Painting of the humans shaking hands with a new alien friend from another planet
The humans are represented by two women and the alien friend is single, which is fully in line with the prompt.
The paintings were of much better quality and were more pleasing to the eye than the engines trying to generate pixel-perfect photographic images.
Detailed map of the future city
It is a map of a city, but I’ll let you decide if it was a success.
Cityscape Cyberpunk style
Perfect!
I could go on and on, but let’s wrap it up.
Final words
Business applications
Soon we’ll be able to ask our phones to generate compelling photos of vacations at places we have never visited before in order to share them on social media. Is it good or bad, I don’t want to be a judge of that.
But what’s in it for business? I can think of generating synthetic images for Machine Learning purposes (medical CT images for instance).
The other application I can think of is to generate custom images for marketing purposes.

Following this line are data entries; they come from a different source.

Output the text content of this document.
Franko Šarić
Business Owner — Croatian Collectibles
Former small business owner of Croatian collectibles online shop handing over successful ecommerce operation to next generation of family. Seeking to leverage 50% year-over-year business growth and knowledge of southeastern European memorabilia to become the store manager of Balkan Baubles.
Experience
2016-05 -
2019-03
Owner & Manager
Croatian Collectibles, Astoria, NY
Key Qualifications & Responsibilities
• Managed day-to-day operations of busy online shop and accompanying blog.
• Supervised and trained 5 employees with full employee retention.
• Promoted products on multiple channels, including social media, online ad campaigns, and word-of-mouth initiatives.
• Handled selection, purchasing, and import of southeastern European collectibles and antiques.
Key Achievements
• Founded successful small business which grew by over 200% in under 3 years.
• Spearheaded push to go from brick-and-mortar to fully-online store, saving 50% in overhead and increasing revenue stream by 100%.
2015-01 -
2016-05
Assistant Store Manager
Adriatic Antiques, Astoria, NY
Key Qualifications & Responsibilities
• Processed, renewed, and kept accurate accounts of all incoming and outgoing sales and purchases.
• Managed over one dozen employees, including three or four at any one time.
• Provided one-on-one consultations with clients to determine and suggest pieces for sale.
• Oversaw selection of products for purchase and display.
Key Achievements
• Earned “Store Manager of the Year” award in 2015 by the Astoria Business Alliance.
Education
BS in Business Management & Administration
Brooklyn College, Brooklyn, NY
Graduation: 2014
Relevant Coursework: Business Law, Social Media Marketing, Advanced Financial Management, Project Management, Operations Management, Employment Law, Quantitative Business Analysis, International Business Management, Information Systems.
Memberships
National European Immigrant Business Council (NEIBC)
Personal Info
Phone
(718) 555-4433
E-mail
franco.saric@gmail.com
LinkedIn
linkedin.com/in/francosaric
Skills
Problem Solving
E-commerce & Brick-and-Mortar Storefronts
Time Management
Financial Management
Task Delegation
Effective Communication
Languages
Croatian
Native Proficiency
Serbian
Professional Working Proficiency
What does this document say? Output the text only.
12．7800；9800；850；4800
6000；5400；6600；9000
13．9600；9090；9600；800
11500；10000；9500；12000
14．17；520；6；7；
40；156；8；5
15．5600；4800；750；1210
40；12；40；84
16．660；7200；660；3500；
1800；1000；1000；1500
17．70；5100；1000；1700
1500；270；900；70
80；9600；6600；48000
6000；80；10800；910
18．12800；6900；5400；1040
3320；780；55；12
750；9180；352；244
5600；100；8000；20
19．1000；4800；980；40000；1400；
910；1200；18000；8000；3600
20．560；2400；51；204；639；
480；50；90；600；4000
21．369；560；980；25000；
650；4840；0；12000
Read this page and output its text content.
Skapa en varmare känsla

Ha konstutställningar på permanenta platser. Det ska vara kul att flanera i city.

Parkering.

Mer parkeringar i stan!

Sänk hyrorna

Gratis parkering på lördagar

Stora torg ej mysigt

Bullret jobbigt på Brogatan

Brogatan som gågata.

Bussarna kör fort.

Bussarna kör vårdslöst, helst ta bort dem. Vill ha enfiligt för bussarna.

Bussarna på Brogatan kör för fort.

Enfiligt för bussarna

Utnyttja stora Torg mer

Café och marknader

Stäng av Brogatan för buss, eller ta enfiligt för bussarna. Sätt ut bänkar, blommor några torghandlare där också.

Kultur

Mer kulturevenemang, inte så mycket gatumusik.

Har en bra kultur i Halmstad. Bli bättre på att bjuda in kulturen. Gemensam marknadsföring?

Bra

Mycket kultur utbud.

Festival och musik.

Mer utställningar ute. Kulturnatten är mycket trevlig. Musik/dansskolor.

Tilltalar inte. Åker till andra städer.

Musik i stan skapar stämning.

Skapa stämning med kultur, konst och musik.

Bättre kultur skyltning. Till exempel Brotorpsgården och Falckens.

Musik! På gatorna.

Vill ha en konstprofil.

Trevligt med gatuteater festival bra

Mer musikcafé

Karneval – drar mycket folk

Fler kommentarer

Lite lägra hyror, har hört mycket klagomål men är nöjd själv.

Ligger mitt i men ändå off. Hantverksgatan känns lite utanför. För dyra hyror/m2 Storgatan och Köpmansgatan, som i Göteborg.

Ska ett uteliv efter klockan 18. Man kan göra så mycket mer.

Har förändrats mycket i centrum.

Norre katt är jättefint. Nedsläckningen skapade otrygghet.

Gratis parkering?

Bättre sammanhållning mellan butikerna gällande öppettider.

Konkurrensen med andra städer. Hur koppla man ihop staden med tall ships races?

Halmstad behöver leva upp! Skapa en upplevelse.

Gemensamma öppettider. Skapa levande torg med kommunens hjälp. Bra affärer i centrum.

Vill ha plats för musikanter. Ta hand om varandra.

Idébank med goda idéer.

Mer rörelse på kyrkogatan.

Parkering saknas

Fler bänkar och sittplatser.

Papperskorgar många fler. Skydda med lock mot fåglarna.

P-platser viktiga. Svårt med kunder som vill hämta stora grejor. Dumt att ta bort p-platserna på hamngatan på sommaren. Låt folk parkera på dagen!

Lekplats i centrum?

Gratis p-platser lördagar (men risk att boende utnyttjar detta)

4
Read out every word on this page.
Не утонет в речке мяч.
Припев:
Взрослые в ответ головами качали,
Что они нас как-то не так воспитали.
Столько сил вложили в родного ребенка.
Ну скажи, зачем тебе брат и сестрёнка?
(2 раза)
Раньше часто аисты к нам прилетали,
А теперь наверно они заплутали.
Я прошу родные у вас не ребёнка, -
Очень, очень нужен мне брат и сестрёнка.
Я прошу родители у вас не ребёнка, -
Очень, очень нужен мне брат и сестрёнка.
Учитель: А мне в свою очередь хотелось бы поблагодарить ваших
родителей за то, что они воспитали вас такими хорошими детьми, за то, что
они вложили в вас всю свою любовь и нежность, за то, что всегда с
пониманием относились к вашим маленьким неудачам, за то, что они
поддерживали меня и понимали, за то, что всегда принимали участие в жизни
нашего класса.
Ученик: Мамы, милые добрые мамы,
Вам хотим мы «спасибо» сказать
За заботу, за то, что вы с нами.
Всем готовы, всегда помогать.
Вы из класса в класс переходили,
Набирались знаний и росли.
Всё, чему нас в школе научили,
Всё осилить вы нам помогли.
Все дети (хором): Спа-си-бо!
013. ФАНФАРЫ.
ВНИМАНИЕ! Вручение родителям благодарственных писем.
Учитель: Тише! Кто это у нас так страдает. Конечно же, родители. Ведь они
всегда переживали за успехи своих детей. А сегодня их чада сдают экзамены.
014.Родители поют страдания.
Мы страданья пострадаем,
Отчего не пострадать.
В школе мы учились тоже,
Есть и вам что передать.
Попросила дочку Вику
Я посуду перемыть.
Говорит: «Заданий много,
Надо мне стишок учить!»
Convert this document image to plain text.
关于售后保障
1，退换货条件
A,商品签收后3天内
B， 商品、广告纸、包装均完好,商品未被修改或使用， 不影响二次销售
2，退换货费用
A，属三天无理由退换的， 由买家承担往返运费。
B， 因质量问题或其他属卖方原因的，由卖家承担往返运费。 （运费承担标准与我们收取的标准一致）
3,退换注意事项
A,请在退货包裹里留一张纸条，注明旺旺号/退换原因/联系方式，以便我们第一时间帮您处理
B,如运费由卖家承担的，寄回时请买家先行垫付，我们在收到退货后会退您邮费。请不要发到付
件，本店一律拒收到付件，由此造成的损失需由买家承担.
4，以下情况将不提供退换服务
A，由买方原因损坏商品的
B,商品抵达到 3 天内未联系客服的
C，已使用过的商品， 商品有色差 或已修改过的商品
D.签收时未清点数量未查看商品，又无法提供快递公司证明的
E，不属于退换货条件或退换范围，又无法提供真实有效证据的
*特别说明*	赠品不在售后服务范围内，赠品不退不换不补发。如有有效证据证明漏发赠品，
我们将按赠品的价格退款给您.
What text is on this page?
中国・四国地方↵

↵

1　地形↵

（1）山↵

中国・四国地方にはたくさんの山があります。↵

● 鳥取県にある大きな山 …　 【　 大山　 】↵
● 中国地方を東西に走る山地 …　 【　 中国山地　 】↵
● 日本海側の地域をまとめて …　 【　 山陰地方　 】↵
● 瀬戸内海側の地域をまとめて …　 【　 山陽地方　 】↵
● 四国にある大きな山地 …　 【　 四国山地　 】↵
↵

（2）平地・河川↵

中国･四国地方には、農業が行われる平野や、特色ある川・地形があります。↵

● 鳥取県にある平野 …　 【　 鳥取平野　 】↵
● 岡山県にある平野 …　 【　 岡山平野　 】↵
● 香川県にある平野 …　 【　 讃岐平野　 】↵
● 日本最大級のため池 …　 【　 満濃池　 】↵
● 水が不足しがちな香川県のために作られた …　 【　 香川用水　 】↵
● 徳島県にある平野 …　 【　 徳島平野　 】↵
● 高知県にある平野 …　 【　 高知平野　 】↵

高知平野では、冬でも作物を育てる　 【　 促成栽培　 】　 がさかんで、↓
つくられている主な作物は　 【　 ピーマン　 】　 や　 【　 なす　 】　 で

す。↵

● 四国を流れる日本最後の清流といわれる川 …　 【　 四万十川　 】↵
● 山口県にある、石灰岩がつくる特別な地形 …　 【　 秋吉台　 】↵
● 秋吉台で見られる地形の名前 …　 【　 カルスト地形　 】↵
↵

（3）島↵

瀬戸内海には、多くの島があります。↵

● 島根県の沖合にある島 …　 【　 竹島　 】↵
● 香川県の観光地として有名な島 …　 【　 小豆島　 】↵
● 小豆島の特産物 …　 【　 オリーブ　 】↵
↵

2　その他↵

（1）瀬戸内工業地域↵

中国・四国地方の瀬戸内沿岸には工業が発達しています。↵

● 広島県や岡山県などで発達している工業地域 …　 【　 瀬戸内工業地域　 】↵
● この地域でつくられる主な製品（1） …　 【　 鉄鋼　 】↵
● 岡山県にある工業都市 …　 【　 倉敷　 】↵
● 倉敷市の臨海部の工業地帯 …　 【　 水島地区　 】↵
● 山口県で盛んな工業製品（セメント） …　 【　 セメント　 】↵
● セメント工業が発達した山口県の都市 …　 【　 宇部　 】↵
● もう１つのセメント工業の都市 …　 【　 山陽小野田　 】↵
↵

They will be original and unique, and unlike ones downloaded from the internet.
As usual with new technological capabilities, only time will tell which business applications will stay with us and grow.
The problem I see at the moment is its unpredictable behavior, because I had to generate multiple images and pick the best one to share.
Impressions
It’s amazing how AI image generative techniques have progressed. The things that were totally impossible only a few years ago and which required supercomputers with tons of TPUs can now run on relatively small devices, laptops, and even a M1-based Mac Mini.
Everything uses local models, does not access the Internet, requires no cloud services, etc. We could even use an entirely CPU-based generation, but it simply took too long (around 20 minutes per image).
If you have half an hour or two to spare, please give this fantastic model a try. It’s still not there yet, at least when it comes to human faces, but it’s closer than ever to computers painting exactly what we ask them to paint while using only local models.